This cathedral looked like a church on the outside, but what a Gothic daydream on the inside.
I touch the brass handle of the bathtub and turn it to get as warm as possible. I grip both sides of the tub as I lay my sore body in. I listen to the water run, staring at the water flowing and building, contemplating my next move.
When I getout of the bath, I see something odd. Another delicious breakfast tray sits on a silver tray. The scent of organic maple syrup captures my attention. One of the guards must have brought it in while I was showering.
Pancakes, eggs, beans, and orange juice…and another tape. It sits on my nightstand with a player.
Did it slip from his pockets? Or is this some trick-or-sick game to torture me?

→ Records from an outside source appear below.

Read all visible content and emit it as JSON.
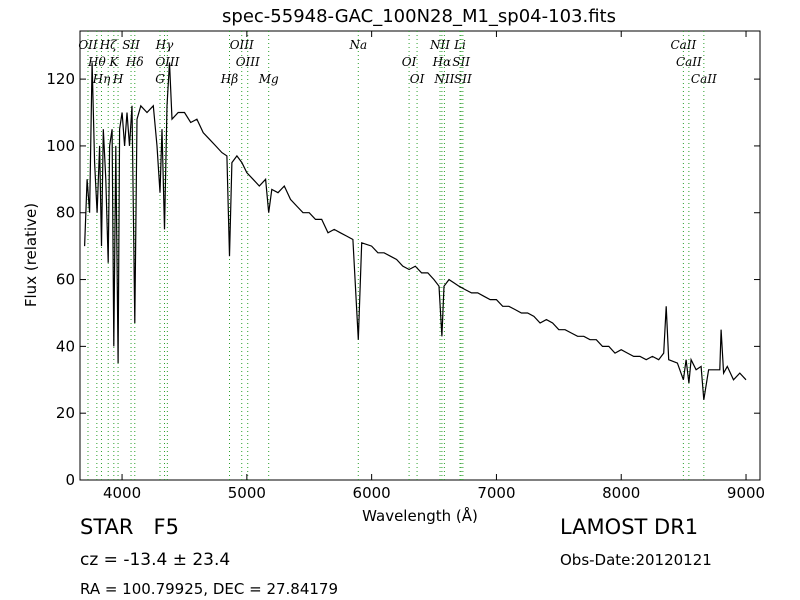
{
  "chart_data": {
    "type": "line",
    "title": "spec-55948-GAC_100N28_M1_sp04-103.fits",
    "xlabel": "Wavelength (Å)",
    "ylabel": "Flux (relative)",
    "color": "#000000",
    "line_color": "#2ca02c",
    "xlim": [
      3663,
      9112
    ],
    "ylim": [
      0,
      134.4
    ],
    "xticks": [
      4000,
      5000,
      6000,
      7000,
      8000,
      9000
    ],
    "yticks": [
      0,
      20,
      40,
      60,
      80,
      100,
      120
    ],
    "x": [
      3700,
      3720,
      3740,
      3760,
      3780,
      3800,
      3820,
      3835,
      3850,
      3870,
      3889,
      3900,
      3920,
      3934,
      3950,
      3968,
      3980,
      4000,
      4020,
      4040,
      4060,
      4080,
      4102,
      4120,
      4150,
      4200,
      4250,
      4280,
      4304,
      4320,
      4340,
      4360,
      4380,
      4400,
      4450,
      4500,
      4550,
      4600,
      4650,
      4700,
      4750,
      4800,
      4840,
      4861,
      4880,
      4920,
      4960,
      5000,
      5050,
      5100,
      5150,
      5175,
      5200,
      5250,
      5300,
      5350,
      5400,
      5450,
      5500,
      5550,
      5600,
      5650,
      5700,
      5750,
      5800,
      5850,
      5893,
      5920,
      6000,
      6050,
      6100,
      6150,
      6200,
      6250,
      6300,
      6350,
      6400,
      6450,
      6500,
      6540,
      6563,
      6580,
      6620,
      6660,
      6700,
      6750,
      6800,
      6850,
      6900,
      6950,
      7000,
      7050,
      7100,
      7150,
      7200,
      7250,
      7300,
      7350,
      7400,
      7450,
      7500,
      7550,
      7600,
      7650,
      7700,
      7750,
      7800,
      7850,
      7900,
      7950,
      8000,
      8050,
      8100,
      8150,
      8200,
      8250,
      8300,
      8340,
      8360,
      8380,
      8450,
      8498,
      8520,
      8542,
      8560,
      8600,
      8640,
      8662,
      8700,
      8750,
      8790,
      8800,
      8820,
      8850,
      8900,
      8950,
      9000
    ],
    "values": [
      70,
      90,
      80,
      125,
      95,
      80,
      100,
      70,
      105,
      90,
      65,
      100,
      105,
      40,
      100,
      35,
      105,
      110,
      100,
      110,
      100,
      112,
      47,
      108,
      112,
      110,
      112,
      100,
      86,
      105,
      75,
      112,
      125,
      108,
      110,
      110,
      107,
      108,
      104,
      102,
      100,
      98,
      97,
      67,
      95,
      97,
      95,
      92,
      90,
      88,
      90,
      80,
      87,
      86,
      88,
      84,
      82,
      80,
      80,
      78,
      78,
      74,
      75,
      74,
      73,
      72,
      42,
      71,
      70,
      68,
      68,
      67,
      66,
      64,
      63,
      64,
      62,
      62,
      60,
      58,
      43,
      58,
      60,
      59,
      58,
      57,
      56,
      56,
      55,
      54,
      54,
      52,
      52,
      51,
      50,
      50,
      49,
      47,
      48,
      47,
      45,
      45,
      44,
      43,
      43,
      42,
      42,
      40,
      40,
      38,
      39,
      38,
      37,
      37,
      36,
      37,
      36,
      38,
      52,
      36,
      35,
      30,
      36,
      29,
      36,
      33,
      34,
      24,
      33,
      33,
      33,
      45,
      32,
      34,
      30,
      32,
      30
    ],
    "lines": [
      {
        "label": "OII",
        "x": 3727
      },
      {
        "label": "Hθ",
        "x": 3798
      },
      {
        "label": "Hη",
        "x": 3835
      },
      {
        "label": "Hζ",
        "x": 3889
      },
      {
        "label": "K",
        "x": 3934
      },
      {
        "label": "H",
        "x": 3968
      },
      {
        "label": "SII",
        "x": 4072
      },
      {
        "label": "Hδ",
        "x": 4102
      },
      {
        "label": "G",
        "x": 4304
      },
      {
        "label": "Hγ",
        "x": 4340
      },
      {
        "label": "OIII",
        "x": 4363
      },
      {
        "label": "Hβ",
        "x": 4861
      },
      {
        "label": "OIII",
        "x": 4959
      },
      {
        "label": "OIII",
        "x": 5007
      },
      {
        "label": "Mg",
        "x": 5175
      },
      {
        "label": "Na",
        "x": 5893
      },
      {
        "label": "OI",
        "x": 6300
      },
      {
        "label": "OI",
        "x": 6364
      },
      {
        "label": "NII",
        "x": 6548
      },
      {
        "label": "Hα",
        "x": 6563
      },
      {
        "label": "NII",
        "x": 6583
      },
      {
        "label": "Li",
        "x": 6708
      },
      {
        "label": "SII",
        "x": 6717
      },
      {
        "label": "SII",
        "x": 6731
      },
      {
        "label": "CaII",
        "x": 8498
      },
      {
        "label": "CaII",
        "x": 8542
      },
      {
        "label": "CaII",
        "x": 8662
      }
    ]
  },
  "info": {
    "class": "STAR   F5",
    "cz": "cz = -13.4 ± 23.4",
    "coords": "RA = 100.79925, DEC = 27.84179",
    "survey": "LAMOST DR1",
    "date": "Obs-Date:20120121"
  }
}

Still in my towel and drenched waves, I hold onto it as I sprint over. Water from my wet hair sprays the floor, but I don’t care. Even when I almost slip and fall.
I’m hit with a rush of adrenaline at the thought of hearing my family again.
I put the tape in and hit play.
Nash: “Look, sis, I don’t know if you’re going through some weird phase in your life, but this isn’t fucking funny. You could at least give us a phone call and let us know you’re okay, that you’re alive, because you matter, Millie. Don’t do anything stupid. You matter to us. We love you…you matter.”
Cole: “Millie. I need to hear your voice. I’ve never in my life been so desperate to hear someone say hello before…”he shuffles the phone against his shoulder before he continues. He inhales a breath, and it does that static thing against the speaker…he’s nervous. “I miss you. I miss seeing you here at the coffee shop. I miss seeing how you bite your lip when rushhours come in, and you’re stressed. I miss the way I would walk into the coffee shop happy. Not because I enjoy being the supervisor but because I know you’ll be there around me. I miss it. I miss you. Please…come back. How am I supposed to survive these shifts with Hayes and Leah? They’re a pain in the ass. Come save me…” He laughs, forcing a joke. But his laugh sounds different. There’s a hint of a break, and it’s painted with sorrow.“Save me from another day of missing you. I hope you’re okay. And I hope that when you do come back because I do not doubt that you will” —he rushes out like a fact—“I would love to give us a second chance again. When you return, I want to take you out on a date, and I’m not taking no for an answer. If I have to sit on your doorstep with your favorite flowers and chocolates, which I know are peonies, then that’s what I’ll do. I’ll always care about you, Millie. I’ll always want you.”
I expect to hear more messages, but it stops paying. I hold it with my palms as the water drips down my naked chest, contemplating all that I’ve been through.
Even if I found a phone to let them know that I was still alive, what would I say? How could I put any of this into words?
Hey Dad, sorry I disappeared. A stupid, hot billionaire vampire has kidnapped me?
Hey Cole, I would love to give us another shot, except I’m not sure my heart would truly ever forget about the vampire I willingly kissed, even though he’s kidnapped me against my will.
Hey Leah, I would love to catch up with you and tell you everything, but I’m scared I’ll be putting you at risk.
Hey mom, I?—
What would I say?
At the end of the day, I don’t think those details would matter. Because if I were in their shoes, I would just be happy to know my loved one is safe and alive.
Would they think I lost my marbles? Check.
Would I risk their lives by letting them into my own snow globe of chaos and then return to Texas without protection? Check.
I glance around the room. There’s an eerie silence like there is every morning when I wake up alone, and I refuse to do this over and over again until Hayden takes from me and no longer has any use for my body.
I demand an explanation. Everyone keeps saying Valkyrie this and Valkyrie that. Why am I so important? Why does every vampire look like they want to bite me?
Maybe there’s a way to give them what they want, and I can still be in one piece and be able to go back and live an everyday life. Maybe a normal life with human friends and a human boyfriend...maybe with Cole.
His recording sent me back down memory lane and reminded me of how sweet, warm, and kind he always was with me. Patient and never demanding. The exact opposite of a certain atrocious vampire that has kidnapped and eaten me out like I was his last meal.
Footsteps walk down the hall with loud clinks stealing me from my reminiscence. A shadow flickers underneath the doors, signaling someone is walking by. I get up from the bed and place the recorder on the nightstand. I don’t know what I’m doing, but I refuse to spend another day in the room alone with re-runs of baking and comedy shows.
Don't get me wrong, I love those things, but I’m going stir-crazy after the repetitive routine over the past few days.
I run to the closet and grab the first thing I lay my tired eyes on. It's a wooden closet full of laced black and red dresses, skirts, and tops. Red and black, no other options of color.
I slip on the first long black laced dress with a flower pattern on the long sleeves that meet my wrists and chest. It’s gorgeous and hugs all my curves once I put it on.
I run to the door and bang on it with one tightened fist just as I turn the door knob with my other. I’m about to pound and scream, prepared for my throat to bleed with my ruthless begging like I did before.
But to my surprise, the door rolls forward slowly.